Whenever life leans in
Crushing
Turmoil
Strain
Remember
The dignity of the tall gum tree
The ageless serenity of the gorge
Cliffs of towering power
The sheer beauty inherent in nature
Enfolded in a flower
Remember the songs of birds
The sigh of wind
Trees sifting energy
Releasing it in leaves
that fall to the ground to dazzle with their abstract pinks and greens
lemons
and apricots…
Remember the stillness found on the trail
Counting steps between markers
All that matters
The next small triangle
Remember
And know
That all of this magic
lives on when I go
It’s part of my fabric now
I will always have access to
these memories
know the key
return here in my mind
constantly
*I recently (okay end of July) completed the Carnarvon Gorge Great Walk. Six days solo hike through the wilderness of the stunning and remote Carnarvon Gorge national park.
It was an amazing experience, a total immersion into the landscape through which I walked daily, setting up my little tent at night and falling asleep, waking into the sounds of the bush every morning.
The routine became simple. Wake, boil the kettle, eat, look at map, walk to next camp, lunch on a hillside with an awesome view somewhere along the way. Set up camp, eat, sleep. Wake. Camp. Walk.
I thrived, out of range of phone and email and every other modern device (I had a Garmin Inreach for safety). My entire system rebooted and as such I have been wary of spending much time online since returning – until now.
This writing is part of the process although I’m only now finding the ability to put a little of the experience into words.
The poem above fell into my head on the last day as I trudged along, my backpack much lighter then when I had begun, my body fitter but my soul not quite prepared to go home yet.
I could have easily stayed out there forever and will certainly be returning to do the walk again as soon as the merry go round enables another break.
In the meantime, I can always go there in my mind.
The best thing about life is that we have the experience, and then we have the memory. Which of course must be tempered with – the worst thing about life is that we have the experience, and then we have the memory, but in this case it was the former.
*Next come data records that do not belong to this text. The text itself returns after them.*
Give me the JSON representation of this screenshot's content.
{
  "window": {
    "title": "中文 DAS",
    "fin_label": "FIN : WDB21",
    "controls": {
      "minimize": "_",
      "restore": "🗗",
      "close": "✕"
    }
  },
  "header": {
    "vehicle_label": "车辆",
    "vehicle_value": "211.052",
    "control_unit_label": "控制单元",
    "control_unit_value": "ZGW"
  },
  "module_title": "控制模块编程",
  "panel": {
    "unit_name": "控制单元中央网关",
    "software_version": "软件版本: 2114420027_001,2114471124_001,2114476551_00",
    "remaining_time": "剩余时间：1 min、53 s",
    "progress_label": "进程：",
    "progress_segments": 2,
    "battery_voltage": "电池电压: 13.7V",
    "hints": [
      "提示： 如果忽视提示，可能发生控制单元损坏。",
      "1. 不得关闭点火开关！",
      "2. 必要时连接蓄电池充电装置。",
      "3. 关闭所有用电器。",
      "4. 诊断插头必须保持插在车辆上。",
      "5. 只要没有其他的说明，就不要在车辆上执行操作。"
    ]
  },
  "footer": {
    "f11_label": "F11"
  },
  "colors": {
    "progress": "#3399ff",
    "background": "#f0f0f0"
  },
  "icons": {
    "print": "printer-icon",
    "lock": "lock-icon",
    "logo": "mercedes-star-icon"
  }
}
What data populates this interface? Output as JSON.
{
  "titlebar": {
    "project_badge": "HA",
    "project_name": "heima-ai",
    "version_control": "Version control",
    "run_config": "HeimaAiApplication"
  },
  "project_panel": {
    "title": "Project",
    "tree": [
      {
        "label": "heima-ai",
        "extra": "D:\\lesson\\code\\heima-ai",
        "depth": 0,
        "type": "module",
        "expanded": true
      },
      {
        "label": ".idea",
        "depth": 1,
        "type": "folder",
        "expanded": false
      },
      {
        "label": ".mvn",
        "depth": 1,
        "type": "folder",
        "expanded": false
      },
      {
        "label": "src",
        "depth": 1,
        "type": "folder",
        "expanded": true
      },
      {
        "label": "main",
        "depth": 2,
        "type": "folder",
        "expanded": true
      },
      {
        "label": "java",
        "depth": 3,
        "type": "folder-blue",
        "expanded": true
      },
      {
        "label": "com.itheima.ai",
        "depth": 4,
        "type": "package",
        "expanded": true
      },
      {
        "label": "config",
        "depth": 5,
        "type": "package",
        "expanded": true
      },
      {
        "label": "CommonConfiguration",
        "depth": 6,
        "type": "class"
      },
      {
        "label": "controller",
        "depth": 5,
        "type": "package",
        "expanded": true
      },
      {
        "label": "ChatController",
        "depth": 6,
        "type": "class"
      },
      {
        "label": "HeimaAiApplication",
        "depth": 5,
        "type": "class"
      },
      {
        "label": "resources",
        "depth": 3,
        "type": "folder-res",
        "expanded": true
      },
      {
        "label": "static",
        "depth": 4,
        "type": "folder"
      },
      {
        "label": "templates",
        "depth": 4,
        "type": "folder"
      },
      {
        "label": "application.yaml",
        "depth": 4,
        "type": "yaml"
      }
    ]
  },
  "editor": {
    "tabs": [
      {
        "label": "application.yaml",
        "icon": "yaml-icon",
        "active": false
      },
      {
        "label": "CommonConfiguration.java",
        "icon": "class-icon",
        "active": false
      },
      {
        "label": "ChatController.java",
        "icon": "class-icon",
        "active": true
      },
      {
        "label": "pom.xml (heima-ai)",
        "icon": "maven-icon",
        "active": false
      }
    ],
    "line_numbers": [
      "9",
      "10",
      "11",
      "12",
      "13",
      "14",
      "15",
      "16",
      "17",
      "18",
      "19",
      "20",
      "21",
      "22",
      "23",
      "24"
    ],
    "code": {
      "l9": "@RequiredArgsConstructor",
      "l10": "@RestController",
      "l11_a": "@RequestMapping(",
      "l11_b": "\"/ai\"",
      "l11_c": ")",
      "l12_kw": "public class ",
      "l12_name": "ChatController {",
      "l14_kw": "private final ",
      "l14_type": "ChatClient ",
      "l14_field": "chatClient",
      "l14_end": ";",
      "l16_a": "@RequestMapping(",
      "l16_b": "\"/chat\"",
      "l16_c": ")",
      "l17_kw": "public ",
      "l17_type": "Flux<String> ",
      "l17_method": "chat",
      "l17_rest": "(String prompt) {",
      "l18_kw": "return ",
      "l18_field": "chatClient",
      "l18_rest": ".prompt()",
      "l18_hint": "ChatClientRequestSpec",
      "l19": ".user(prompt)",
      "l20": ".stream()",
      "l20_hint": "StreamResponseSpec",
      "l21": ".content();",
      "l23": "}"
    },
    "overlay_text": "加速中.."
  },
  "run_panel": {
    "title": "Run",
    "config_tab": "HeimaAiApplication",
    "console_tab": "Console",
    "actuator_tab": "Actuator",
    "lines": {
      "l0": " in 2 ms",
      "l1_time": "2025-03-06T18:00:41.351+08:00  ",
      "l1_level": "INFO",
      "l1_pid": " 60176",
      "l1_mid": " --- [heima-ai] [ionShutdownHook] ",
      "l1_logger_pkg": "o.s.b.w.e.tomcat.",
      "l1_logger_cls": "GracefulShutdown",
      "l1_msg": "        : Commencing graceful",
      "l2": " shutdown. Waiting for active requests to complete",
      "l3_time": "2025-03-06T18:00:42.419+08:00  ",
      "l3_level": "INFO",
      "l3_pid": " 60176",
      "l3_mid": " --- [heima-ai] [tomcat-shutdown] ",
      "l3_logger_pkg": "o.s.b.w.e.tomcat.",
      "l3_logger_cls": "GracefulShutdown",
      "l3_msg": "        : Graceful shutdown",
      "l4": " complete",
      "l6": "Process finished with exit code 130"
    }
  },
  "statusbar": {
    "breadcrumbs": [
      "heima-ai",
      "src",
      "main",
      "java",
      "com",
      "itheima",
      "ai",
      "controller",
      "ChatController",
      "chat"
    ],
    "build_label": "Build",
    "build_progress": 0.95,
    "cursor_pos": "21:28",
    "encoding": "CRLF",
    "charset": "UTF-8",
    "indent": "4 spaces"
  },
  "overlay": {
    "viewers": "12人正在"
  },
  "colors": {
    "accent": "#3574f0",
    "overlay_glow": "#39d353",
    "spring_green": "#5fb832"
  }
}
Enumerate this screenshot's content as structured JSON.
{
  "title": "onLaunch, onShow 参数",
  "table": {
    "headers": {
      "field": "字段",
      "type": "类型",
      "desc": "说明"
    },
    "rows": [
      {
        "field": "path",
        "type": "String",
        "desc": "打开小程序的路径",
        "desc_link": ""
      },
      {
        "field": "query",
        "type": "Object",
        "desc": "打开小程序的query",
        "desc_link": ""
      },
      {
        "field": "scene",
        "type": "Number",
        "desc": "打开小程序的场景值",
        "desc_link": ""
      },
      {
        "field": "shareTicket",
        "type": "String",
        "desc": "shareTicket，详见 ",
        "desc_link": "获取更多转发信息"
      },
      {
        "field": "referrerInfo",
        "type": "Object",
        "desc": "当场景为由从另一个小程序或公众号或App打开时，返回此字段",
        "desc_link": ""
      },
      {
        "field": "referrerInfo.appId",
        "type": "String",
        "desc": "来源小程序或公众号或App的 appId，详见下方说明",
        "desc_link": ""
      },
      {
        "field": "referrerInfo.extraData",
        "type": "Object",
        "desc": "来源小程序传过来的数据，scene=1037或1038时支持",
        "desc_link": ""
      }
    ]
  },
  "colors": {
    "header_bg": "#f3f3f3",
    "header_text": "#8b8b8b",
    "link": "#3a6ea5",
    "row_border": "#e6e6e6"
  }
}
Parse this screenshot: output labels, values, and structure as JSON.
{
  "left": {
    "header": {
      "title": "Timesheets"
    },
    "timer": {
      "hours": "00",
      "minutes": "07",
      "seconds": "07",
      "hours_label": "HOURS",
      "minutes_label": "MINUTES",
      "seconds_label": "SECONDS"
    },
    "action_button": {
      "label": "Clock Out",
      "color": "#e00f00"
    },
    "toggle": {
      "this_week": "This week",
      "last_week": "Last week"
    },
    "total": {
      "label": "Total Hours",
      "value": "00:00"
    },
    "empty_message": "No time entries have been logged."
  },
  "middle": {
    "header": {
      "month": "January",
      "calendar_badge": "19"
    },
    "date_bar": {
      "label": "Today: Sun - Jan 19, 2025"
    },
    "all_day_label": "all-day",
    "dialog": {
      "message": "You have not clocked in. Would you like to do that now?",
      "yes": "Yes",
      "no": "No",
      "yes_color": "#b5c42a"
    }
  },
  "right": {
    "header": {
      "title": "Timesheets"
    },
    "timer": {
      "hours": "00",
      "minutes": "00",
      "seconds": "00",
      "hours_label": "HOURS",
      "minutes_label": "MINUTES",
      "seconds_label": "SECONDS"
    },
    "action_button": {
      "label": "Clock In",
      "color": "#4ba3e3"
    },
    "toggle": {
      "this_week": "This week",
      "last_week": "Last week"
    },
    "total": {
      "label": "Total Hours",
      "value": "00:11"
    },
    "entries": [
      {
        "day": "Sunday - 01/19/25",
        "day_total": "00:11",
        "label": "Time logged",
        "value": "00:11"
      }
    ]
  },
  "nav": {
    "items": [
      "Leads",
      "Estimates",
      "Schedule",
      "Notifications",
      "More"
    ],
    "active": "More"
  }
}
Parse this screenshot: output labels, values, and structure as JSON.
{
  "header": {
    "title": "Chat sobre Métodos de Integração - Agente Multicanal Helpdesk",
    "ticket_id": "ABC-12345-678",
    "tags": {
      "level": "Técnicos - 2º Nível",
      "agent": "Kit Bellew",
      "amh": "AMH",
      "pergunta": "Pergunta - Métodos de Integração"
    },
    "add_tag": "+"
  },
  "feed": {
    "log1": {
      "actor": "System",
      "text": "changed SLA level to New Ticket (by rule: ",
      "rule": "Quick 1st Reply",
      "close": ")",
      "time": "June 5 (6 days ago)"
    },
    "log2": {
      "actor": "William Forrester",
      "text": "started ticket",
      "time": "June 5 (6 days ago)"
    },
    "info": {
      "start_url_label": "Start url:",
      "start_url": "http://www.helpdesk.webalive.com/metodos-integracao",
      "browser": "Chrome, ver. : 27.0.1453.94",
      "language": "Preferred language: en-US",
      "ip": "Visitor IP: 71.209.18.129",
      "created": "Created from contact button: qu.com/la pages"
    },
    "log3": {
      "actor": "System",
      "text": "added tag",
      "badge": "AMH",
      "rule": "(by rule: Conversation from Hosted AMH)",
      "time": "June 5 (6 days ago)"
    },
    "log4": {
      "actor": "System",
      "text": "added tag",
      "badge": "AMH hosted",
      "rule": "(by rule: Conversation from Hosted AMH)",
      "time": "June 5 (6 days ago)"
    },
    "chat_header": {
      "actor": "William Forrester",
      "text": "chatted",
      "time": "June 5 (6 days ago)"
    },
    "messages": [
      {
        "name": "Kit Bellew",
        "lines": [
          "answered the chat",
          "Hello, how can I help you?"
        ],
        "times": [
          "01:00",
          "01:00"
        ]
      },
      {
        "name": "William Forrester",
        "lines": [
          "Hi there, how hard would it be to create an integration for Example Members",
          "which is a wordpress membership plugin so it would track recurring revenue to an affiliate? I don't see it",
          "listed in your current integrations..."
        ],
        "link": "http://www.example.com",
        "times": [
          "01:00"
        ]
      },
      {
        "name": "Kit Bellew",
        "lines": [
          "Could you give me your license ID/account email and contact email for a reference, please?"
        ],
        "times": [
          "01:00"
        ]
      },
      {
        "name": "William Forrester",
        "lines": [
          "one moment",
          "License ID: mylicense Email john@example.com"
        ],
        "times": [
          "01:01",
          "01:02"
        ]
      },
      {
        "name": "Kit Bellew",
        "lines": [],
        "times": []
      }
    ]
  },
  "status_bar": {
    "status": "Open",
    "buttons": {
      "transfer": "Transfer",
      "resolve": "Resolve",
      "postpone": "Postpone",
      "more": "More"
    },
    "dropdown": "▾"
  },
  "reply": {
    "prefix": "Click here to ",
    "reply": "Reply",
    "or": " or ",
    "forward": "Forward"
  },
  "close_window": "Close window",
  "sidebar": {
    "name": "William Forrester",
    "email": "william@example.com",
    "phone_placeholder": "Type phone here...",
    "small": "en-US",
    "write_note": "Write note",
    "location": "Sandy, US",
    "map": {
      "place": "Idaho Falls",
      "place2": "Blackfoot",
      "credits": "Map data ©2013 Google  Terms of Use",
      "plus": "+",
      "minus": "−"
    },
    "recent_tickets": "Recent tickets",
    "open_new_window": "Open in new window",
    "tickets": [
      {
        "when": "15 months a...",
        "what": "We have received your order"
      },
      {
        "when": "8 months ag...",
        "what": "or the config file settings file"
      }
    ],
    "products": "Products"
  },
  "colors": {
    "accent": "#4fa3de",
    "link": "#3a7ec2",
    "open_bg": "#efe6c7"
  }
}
A couple of photos – not many, because I was so wholly present, they remain vivid memories in my head. And that is the best place to keep them.









An enchanting landscape.
Just beautiful Rosaliene.
Beautiful poem! Sums up a walk in the Aussie bush perfectly!
Thanks Anna 😊
How beautiful the poem and the landscape is breathtaking, I can image how one grows and becomes part of it. I felt like that when we’d go cruising on the sail boat.
I’ve never sailed – I’ve been on a boat, ferries and that sort of thing but never sailed, it sounds lovely Elle.
Oh Kate, what an extraordinary experience, and such a beautiful poem. You are courageous and open to experiences that many are not; I envy that. I imagine your life will never be the same after allowing such a beautiful experience into your life.
The changes are still coming to the surface Susan. For one thing, carrying everything you need to survive and even thrive for six days on your back and living with bare essentials made coming home to my big full home pretty overwhelming. I now have a gratitude and reductionist mindset. Lovely to hear from you, I hope you are well and writing.
It was very likely a dinosaur. 🙂 … what a beautiful treat to give your Self. 🙂
It was a beautiful treat and I gave it to myself as a birthday present. I walked out of the trail a couple of days before my birthday and I can say with all my heart it was the best birthday present ever.